Freedom of mind enters into your question when you bring up the possibility of the freedom to think what you want. Here, however, we need to draw a further distinction. Does freedom of thought consist in the freedom to think of whatever one wants, free of external influence, or does it consist in the fact that one's thoughts reflect one's own beliefs? Only if freedom of thought consisted in complete freedom of external influences, would one's freedom of thought be removed by education. (Indeed, to my mind, if education really did undermine one's freedom of thought, then it seems to me that it would be more akin to brainwashing than to education. It does not seem to me that education consists in telling people what to think, but rather in trying to teach people how to think, or how to think better, and perhaps in giving them information that enables them to form more reasoned thoughts.)

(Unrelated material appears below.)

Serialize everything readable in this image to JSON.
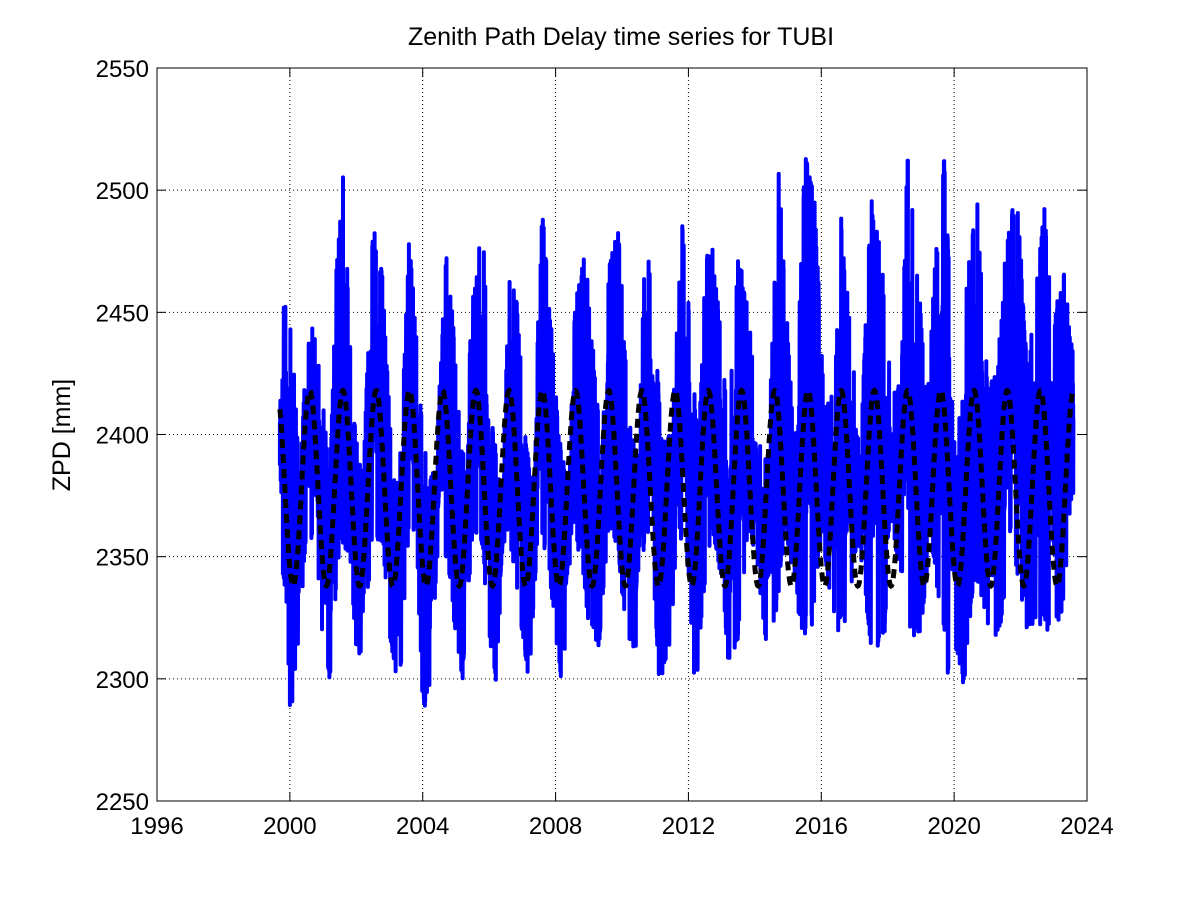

If it were the case that in order to have freedom of thought, one could not be subject to any outside influence whatsoever, then it would seem to me to be impossible for agents in society to have freedom of thought, since in a society, people are always subject to outside influences. But being subject to outside influences--including education--is not the same as being deprived of the capacity to make up one's own mind, to determine what one thinks in light of the evidence that one has. If that is what it means to have freedom of thought, then any agent who believes things for reasons has freedom of thought. Perhaps, then, freedom of thought would then be a matter of degree--the more one's beliefs reflect reasons, the freer one would be. (If so, this would seem to mark a distinction between freedom of thought and freedom of action: freedom of thought would be, whereas freedom of action would not be, a matter of degree. In the passage with which I began, Leibniz seems to imply such a distinction.)

So far, I haven't said anything about freedom of will. This is what you seem to be asking about in your final sentence, when you say that your "question is simply can freedom exist." Considerable philosophical attention has been given to this question, and numerous responses to this question may be found on this website, so I won't take up the issue here. But I will note that this question sometimes swamps the other issues upon which your remarks bore, and for this reason, it's quite useful to bear in mind, as Leibniz urges us to do, the fact that "the term 'freedom' is highly ambiguous."